# CCI - last straw....



## grahamc (Oct 1, 2006)

I got my renewal quote from CCI through.... nearly a 50% increase, when nothing has changed. 

This is just pathetic!!!!!!


----------



## KAT (Apr 7, 2011)

Sadly thats just the norm with all companies now as far as I can see. 
They must just hope you forget and let it renew as when ever I phone them to discuss it suddenly drops lower than the year before 
I've never been with CCI by the way. 
J


----------



## grahamc (Oct 1, 2006)

KAT said:


> Sadly thats just the norm with all companies now as far as I can see.
> They must just hope you forget and let it renew as when ever I phone them to discuss it suddenly drops lower than the year before
> I've never been with CCI by the way.
> J


I know its the norm, but just so annoying uke:

I have emailed them, but will be speaking to Sky as well as a few others shortly.


----------



## SkyInsurance (Aug 21, 2007)

Feel free to PM over your contact details Graham


----------



## SkyInsurance (Aug 21, 2007)

KAT said:


> Sadly thats just the norm with all companies now as far as I can see.


A 50% increase with no change of circumstances is very much not the norm.


----------



## Sinth (Sep 26, 2010)

I had a 10% increase with cci.
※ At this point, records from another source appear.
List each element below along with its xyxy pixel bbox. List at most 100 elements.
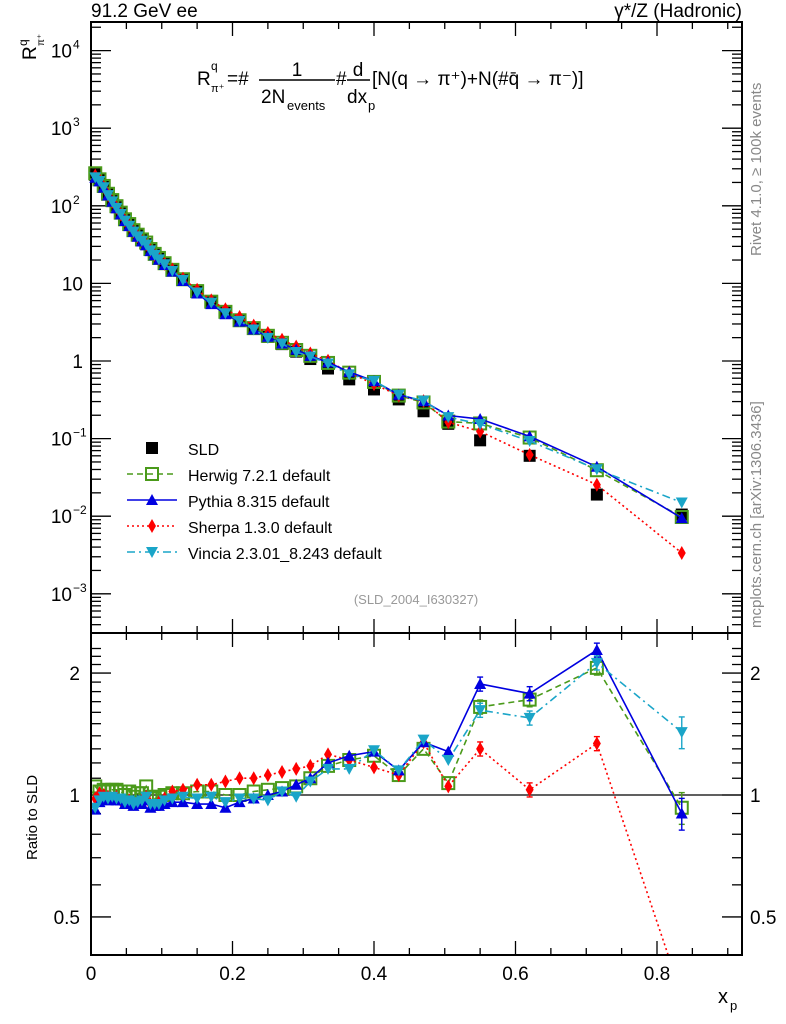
ratio-line-sherpa <box>94 740 669 954</box>
formula-eq: =# <box>227 69 249 90</box>
ratio-point-vincia <box>191 793 204 805</box>
point-vincia <box>290 346 303 358</box>
ratio-point-sherpa <box>235 771 244 786</box>
legend-marker-sld <box>146 442 158 454</box>
ylabel-main-sub: π⁺ <box>36 34 47 46</box>
point-vincia <box>417 395 430 407</box>
legend-item-sld: SLD <box>146 442 219 459</box>
title-right: γ*/Z (Hadronic) <box>614 1 742 22</box>
formula-frac2-den: dx <box>347 87 368 108</box>
point-sld <box>474 434 487 447</box>
point-vincia <box>590 464 603 476</box>
ratio-point-vincia <box>152 799 165 811</box>
y-tick-label-ratio-right: 2 <box>750 664 761 685</box>
point-vincia <box>219 308 232 320</box>
ratio-point-vincia <box>261 795 274 807</box>
formula-hash: # <box>336 69 347 90</box>
formula-frac2-num: d <box>353 60 364 81</box>
ratio-point-sherpa <box>193 777 202 792</box>
y-tick-label-main: 10 <box>62 274 83 295</box>
x-tick-label: 0.6 <box>502 964 528 985</box>
y-tick-label-base: 10 <box>51 42 72 63</box>
point-vincia <box>392 389 405 401</box>
line-sherpa <box>94 175 683 554</box>
y-tick-label-base: 10 <box>62 274 83 295</box>
ratio-point-vincia <box>205 791 218 803</box>
point-vincia <box>247 324 260 336</box>
ratio-plot-frame <box>90 632 743 956</box>
formula-frac1-num: 1 <box>292 60 303 81</box>
legend-label-sld: SLD <box>188 442 219 459</box>
x-tick-label: 0.4 <box>361 964 388 985</box>
ratio-series-sherpa <box>92 735 686 1002</box>
y-tick-label-exp: 3 <box>73 115 80 129</box>
point-vincia <box>442 412 455 424</box>
ratio-point-vincia <box>368 745 380 757</box>
ratio-point-vincia <box>417 734 430 746</box>
point-pythia <box>675 512 688 524</box>
formula-frac1-den: 2N <box>261 87 285 108</box>
formula-tail: [N(q → π⁺)+N(#q̄ → π⁻)] <box>372 69 584 90</box>
point-vincia <box>166 265 179 277</box>
ratio-point-sherpa <box>221 774 230 789</box>
legend-item-herwig: Herwig 7.2.1 default <box>127 467 331 485</box>
legend-item-vincia: Vincia 2.3.01_8.243 default <box>127 546 382 563</box>
point-vincia <box>158 259 171 271</box>
point-vincia <box>368 375 380 387</box>
y-tick-label-exp: 2 <box>73 193 80 207</box>
point-vincia <box>123 220 136 232</box>
ratio-axis-ticks: 0 0.2 0.4 0.6 0.8 2 2 1 1 0.5 0.5 <box>54 633 776 985</box>
legend-marker-pythia <box>146 494 158 505</box>
point-vincia <box>205 297 218 309</box>
y-tick-label-ratio-left: 0.5 <box>54 908 80 929</box>
y-tick-label-main: 10 2 <box>51 193 80 218</box>
point-sherpa <box>677 545 686 560</box>
ratio-point-pythia <box>205 798 218 810</box>
formula: R q π⁺ =# 1 2N events # d dx p [N(q → π⁺… <box>197 59 584 113</box>
ratio-point-vincia <box>392 765 405 777</box>
ratio-point-sherpa <box>324 747 333 762</box>
legend-label-herwig: Herwig 7.2.1 default <box>188 468 331 485</box>
ratio-point-sherpa <box>292 761 301 776</box>
y-tick-label-main: 10 4 <box>51 38 80 63</box>
point-vincia <box>233 315 246 327</box>
y-tick-label-base: 1 <box>72 352 83 373</box>
legend-marker-vincia <box>146 547 158 558</box>
analysis-label: (SLD_2004_I630327) <box>354 592 478 607</box>
formula-frac1-den-sub: events <box>287 98 326 113</box>
y-tick-label-main: 10 −2 <box>51 503 87 528</box>
xlabel-base: x <box>718 986 728 1008</box>
ratio-point-sherpa <box>444 779 453 794</box>
x-tick-label: 0.8 <box>644 964 670 985</box>
point-vincia <box>261 332 274 344</box>
series-vincia <box>89 172 688 509</box>
point-vincia <box>93 176 106 188</box>
formula-lhs-sub: π⁺ <box>211 83 225 95</box>
formula-lhs: R <box>197 69 211 90</box>
y-tick-label-base: 10 <box>51 197 72 218</box>
formula-lhs-sup: q <box>211 59 218 73</box>
ratio-panel: 0 0.2 0.4 0.6 0.8 2 2 1 1 0.5 0.5 <box>54 632 776 1002</box>
y-tick-label-main: 10 −1 <box>51 426 87 451</box>
y-tick-label-base: 10 <box>51 430 72 451</box>
ylabel-main-base: R <box>20 46 41 60</box>
ratio-point-vincia <box>166 793 179 805</box>
point-vincia <box>304 351 317 363</box>
ratio-point-sherpa <box>678 988 686 1002</box>
y-tick-label-main: 10 −3 <box>51 581 87 606</box>
y-tick-label-ratio-left: 1 <box>69 786 80 807</box>
ratio-point-sherpa <box>278 764 287 779</box>
ratio-point-sherpa <box>263 768 272 783</box>
ratio-point-vincia <box>442 755 455 767</box>
ratio-point-vincia <box>219 797 232 809</box>
legend-item-sherpa: Sherpa 1.3.0 default <box>127 519 333 537</box>
ratio-point-sherpa <box>370 760 378 775</box>
point-vincia <box>101 190 114 202</box>
y-tick-label-exp: −1 <box>73 426 87 440</box>
ylabel-main-sup: q <box>16 39 30 46</box>
ratio-point-vincia <box>290 791 303 803</box>
ratio-point-vincia <box>322 763 335 775</box>
ratio-point-vincia <box>233 793 246 805</box>
point-vincia <box>176 274 189 286</box>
Shopped around and saved myself nearly 2k


----------



## grahamc (Oct 1, 2006)

Speaking to Admiral and they are doing a multi-car policy with my "train-station fiesta" and it will be 720 for the 2 cars.... £421 for the GTR )))


----------



## KAT (Apr 7, 2011)

SkyInsurance said:


> A 50% increase with no change of circumstances is very much not the norm.


The automatic renual letter I got from Admiral wanted nearly double of last years premium from me until I phoned, I then got free breakdown cover on 2 cars and still nearly £50 less. 
Bennets wanted £155 for my scooter compared to £73 last year, the most they would come down to is 130 odd so I've changed. 
Keith Michaels charged me £900 last year for my Evo, I have a few quotes so far all between £440 - £500 so I cant see how they could possibly make up for robbing me like that the past year so I will be changing from them soon as well. 
Thats just this year 
J


----------



## KAT (Apr 7, 2011)

I have no change in circumstances either by the way. 
J


----------